Au-delà de l’exploration visuelle s’exhalaient des odeurs faisant palpiter leurs narines. Les quelques caravanes marchandes installées dans les faubourgs, où les rues se faisaient plus exigües et la population plus dense, étaient éclipsées par des étals à même lesquels de la nourriture était cuite. Bouillons de carpe, jarrets de bœuf et rouleaux de riz fourrés aux poireaux sollicitaient leurs papilles gustatives.

Or l’estomac de Horis gargouilla. Il effleura le bas de son torse tout en adressant un coup d’œil à l’intention de Médis. Toutefois son amie lui indiqua la direction du coin de la rue, ses lèvres déformées en une lippe craintive.

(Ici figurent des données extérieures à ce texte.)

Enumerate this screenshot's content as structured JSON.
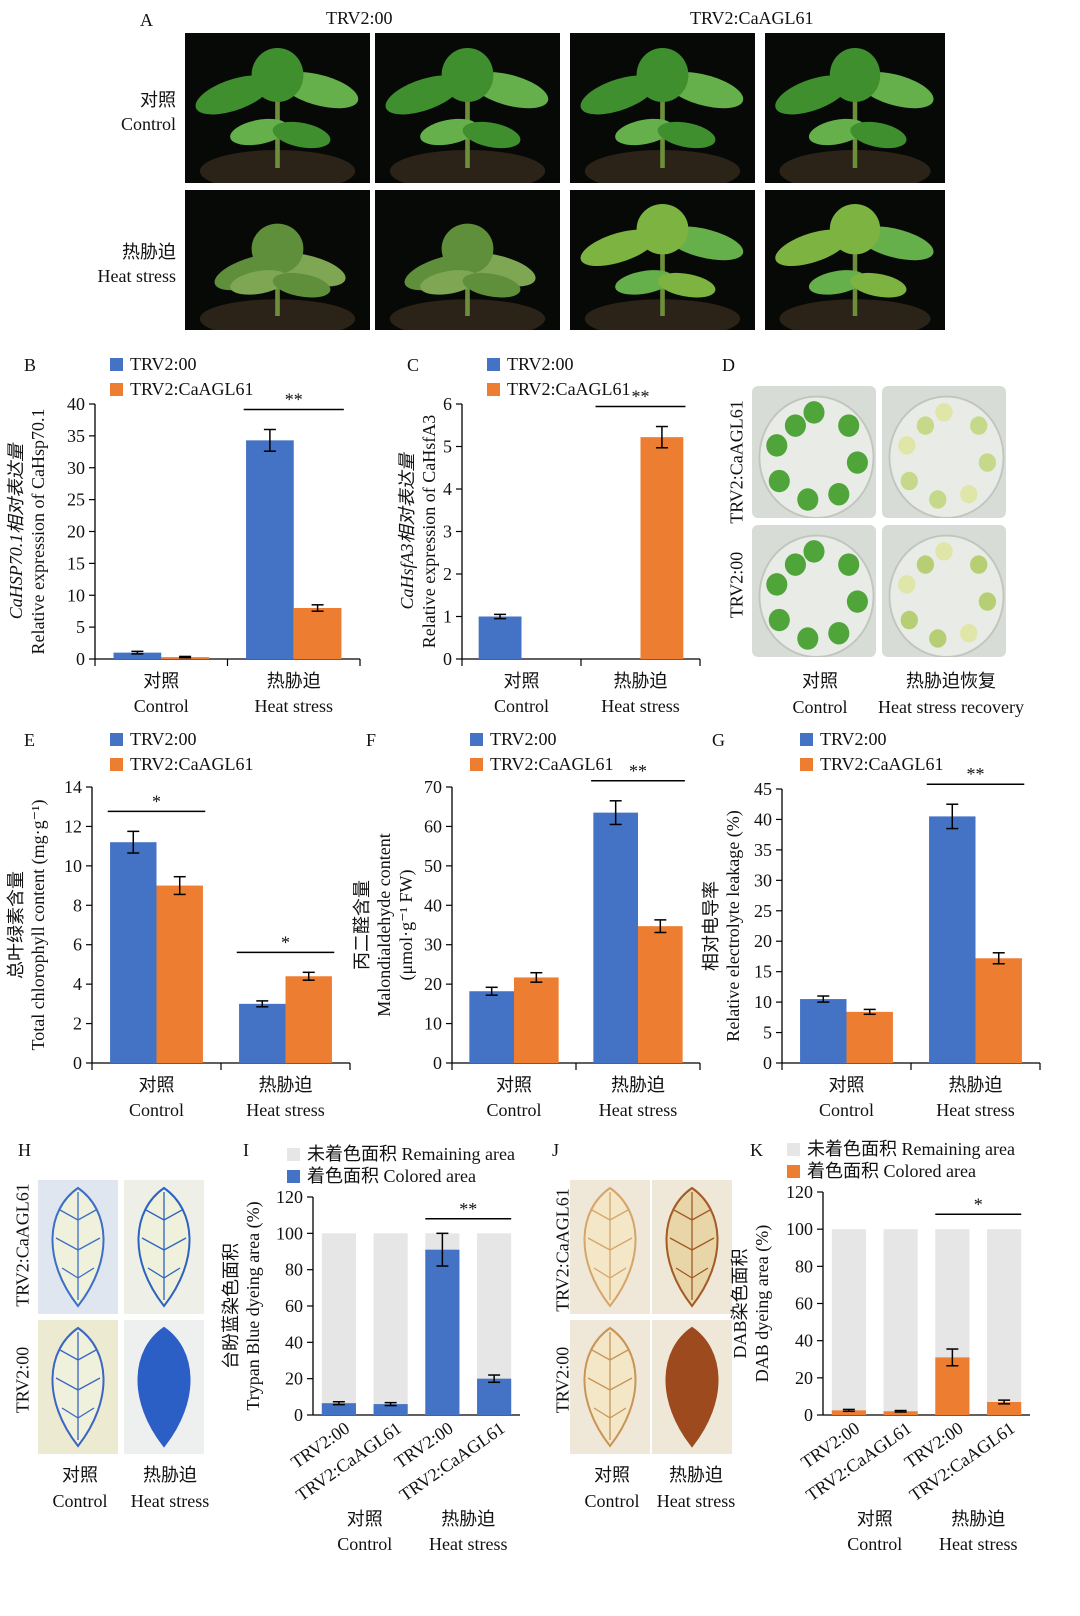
{
  "colors": {
    "blue": "#4472C4",
    "orange": "#ED7D31",
    "gray": "#E6E6E6",
    "photo_bg": "#070907"
  },
  "panel_letters": [
    "A",
    "B",
    "C",
    "D",
    "E",
    "F",
    "G",
    "H",
    "I",
    "J",
    "K"
  ],
  "panelA": {
    "col_labels": [
      "TRV2:00",
      "TRV2:CaAGL61"
    ],
    "row_labels": [
      [
        "对照",
        "Control"
      ],
      [
        "热胁迫",
        "Heat stress"
      ]
    ]
  },
  "panelD": {
    "row_labels": [
      "TRV2:CaAGL61",
      "TRV2:00"
    ],
    "col_labels": [
      [
        "对照",
        "Control"
      ],
      [
        "热胁迫恢复",
        "Heat stress recovery"
      ]
    ]
  },
  "panelH": {
    "row_labels": [
      "TRV2:CaAGL61",
      "TRV2:00"
    ],
    "col_labels": [
      [
        "对照",
        "Control"
      ],
      [
        "热胁迫",
        "Heat stress"
      ]
    ]
  },
  "panelJ": {
    "row_labels": [
      "TRV2:CaAGL61",
      "TRV2:00"
    ],
    "col_labels": [
      [
        "对照",
        "Control"
      ],
      [
        "热胁迫",
        "Heat stress"
      ]
    ]
  },
  "chart_data": [
    {
      "id": "B",
      "type": "bar",
      "categories": [
        [
          "对照",
          "Control"
        ],
        [
          "热胁迫",
          "Heat stress"
        ]
      ],
      "series": [
        {
          "name": "TRV2:00",
          "color": "#4472C4",
          "values": [
            1.0,
            34.3
          ],
          "errors": [
            0.2,
            1.7
          ]
        },
        {
          "name": "TRV2:CaAGL61",
          "color": "#ED7D31",
          "values": [
            0.3,
            8.0
          ],
          "errors": [
            0.1,
            0.5
          ]
        }
      ],
      "ylim": [
        0,
        40
      ],
      "yticks": [
        0,
        5,
        10,
        15,
        20,
        25,
        30,
        35,
        40
      ],
      "ylabel": [
        "CaHSP70.1相对表达量",
        "Relative expression of CaHsp70.1"
      ],
      "significance": [
        {
          "category": 1,
          "label": "**"
        }
      ]
    },
    {
      "id": "C",
      "type": "bar",
      "categories": [
        [
          "对照",
          "Control"
        ],
        [
          "热胁迫",
          "Heat stress"
        ]
      ],
      "series": [
        {
          "name": "TRV2:00",
          "color": "#4472C4",
          "values": [
            1.0,
            0
          ],
          "errors": [
            0.05,
            0
          ]
        },
        {
          "name": "TRV2:CaAGL61",
          "color": "#ED7D31",
          "values": [
            0,
            5.22
          ],
          "errors": [
            0,
            0.25
          ]
        }
      ],
      "ylim": [
        0,
        6
      ],
      "yticks": [
        0,
        1,
        2,
        3,
        4,
        5,
        6
      ],
      "ylabel": [
        "CaHsfA3相对表达量",
        "Relative expression of CaHsfA3"
      ],
      "significance": [
        {
          "category": 1,
          "label": "**"
        }
      ]
    },
    {
      "id": "E",
      "type": "bar",
      "categories": [
        [
          "对照",
          "Control"
        ],
        [
          "热胁迫",
          "Heat stress"
        ]
      ],
      "series": [
        {
          "name": "TRV2:00",
          "color": "#4472C4",
          "values": [
            11.2,
            3.0
          ],
          "errors": [
            0.55,
            0.15
          ]
        },
        {
          "name": "TRV2:CaAGL61",
          "color": "#ED7D31",
          "values": [
            9.0,
            4.4
          ],
          "errors": [
            0.45,
            0.2
          ]
        }
      ],
      "ylim": [
        0,
        14
      ],
      "yticks": [
        0,
        2,
        4,
        6,
        8,
        10,
        12,
        14
      ],
      "ylabel": [
        "总叶绿素含量",
        "Total chlorophyll content (mg·g⁻¹)"
      ],
      "significance": [
        {
          "category": 0,
          "label": "*"
        },
        {
          "category": 1,
          "label": "*"
        }
      ]
    },
    {
      "id": "F",
      "type": "bar",
      "categories": [
        [
          "对照",
          "Control"
        ],
        [
          "热胁迫",
          "Heat stress"
        ]
      ],
      "series": [
        {
          "name": "TRV2:00",
          "color": "#4472C4",
          "values": [
            18.2,
            63.5
          ],
          "errors": [
            1.0,
            3.0
          ]
        },
        {
          "name": "TRV2:CaAGL61",
          "color": "#ED7D31",
          "values": [
            21.7,
            34.7
          ],
          "errors": [
            1.2,
            1.6
          ]
        }
      ],
      "ylim": [
        0,
        70
      ],
      "yticks": [
        0,
        10,
        20,
        30,
        40,
        50,
        60,
        70
      ],
      "ylabel": [
        "丙二醛含量",
        "Malondialdehyde content",
        "(μmol·g⁻¹ FW)"
      ],
      "significance": [
        {
          "category": 1,
          "label": "**"
        }
      ]
    },
    {
      "id": "G",
      "type": "bar",
      "categories": [
        [
          "对照",
          "Control"
        ],
        [
          "热胁迫",
          "Heat stress"
        ]
      ],
      "series": [
        {
          "name": "TRV2:00",
          "color": "#4472C4",
          "values": [
            10.5,
            40.5
          ],
          "errors": [
            0.5,
            2.0
          ]
        },
        {
          "name": "TRV2:CaAGL61",
          "color": "#ED7D31",
          "values": [
            8.4,
            17.2
          ],
          "errors": [
            0.4,
            0.9
          ]
        }
      ],
      "ylim": [
        0,
        45
      ],
      "yticks": [
        0,
        5,
        10,
        15,
        20,
        25,
        30,
        35,
        40,
        45
      ],
      "ylabel": [
        "相对电导率",
        "Relative electrolyte leakage (%)"
      ],
      "significance": [
        {
          "category": 1,
          "label": "**"
        }
      ]
    },
    {
      "id": "I",
      "type": "stacked_bar",
      "bars": [
        "TRV2:00",
        "TRV2:CaAGL61",
        "TRV2:00",
        "TRV2:CaAGL61"
      ],
      "groups": [
        [
          "对照",
          "Control"
        ],
        [
          "热胁迫",
          "Heat stress"
        ]
      ],
      "series": [
        {
          "name": "未着色面积 Remaining area",
          "color": "#E6E6E6"
        },
        {
          "name": "着色面积 Colored area",
          "color": "#4472C4",
          "values": [
            6.5,
            6.0,
            91.0,
            20.0
          ],
          "errors": [
            0.8,
            0.8,
            9.0,
            2.0
          ]
        }
      ],
      "ylim": [
        0,
        120
      ],
      "yticks": [
        0,
        20,
        40,
        60,
        80,
        100,
        120
      ],
      "ylabel": [
        "台盼蓝染色面积",
        "Trypan Blue dyeing area (%)"
      ],
      "significance": [
        {
          "bars": [
            2,
            3
          ],
          "label": "**"
        }
      ]
    },
    {
      "id": "K",
      "type": "stacked_bar",
      "bars": [
        "TRV2:00",
        "TRV2:CaAGL61",
        "TRV2:00",
        "TRV2:CaAGL61"
      ],
      "groups": [
        [
          "对照",
          "Control"
        ],
        [
          "热胁迫",
          "Heat stress"
        ]
      ],
      "series": [
        {
          "name": "未着色面积 Remaining area",
          "color": "#E6E6E6"
        },
        {
          "name": "着色面积 Colored area",
          "color": "#ED7D31",
          "values": [
            2.5,
            2.0,
            31.0,
            7.0
          ],
          "errors": [
            0.5,
            0.4,
            4.5,
            1.0
          ]
        }
      ],
      "ylim": [
        0,
        120
      ],
      "yticks": [
        0,
        20,
        40,
        60,
        80,
        100,
        120
      ],
      "ylabel": [
        "DAB染色面积",
        "DAB dyeing area (%)"
      ],
      "significance": [
        {
          "bars": [
            2,
            3
          ],
          "label": "*"
        }
      ]
    }
  ]
}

Évidemment. Je l’avais presque oublié alors que nous nous sommes rendus ici pour lui.

Il cilla à peine en avisant le trio, comme si son occupation actuelle lui importait davantage. Vendant kakis et poires, il caressait son chien au museau allongé et aux poils courts, qui remuait la queue en conséquence. Ses mèches et sa moustache s’étaient grisées sur son visage au teint halé tandis qu’il avait perdu un peu de poids malgré son embonpoint toujours prononcé. Jamais ne se séparait-il de son turban écru ni de sa tunique indigo dont les manches pendaient.

Salagan. Il m’a secouru. Il m’a tout appris. Il a apporté de la lumière quand mon existence n’était qu’obscurité.

Mais il ne m’a toujours pas pardonné.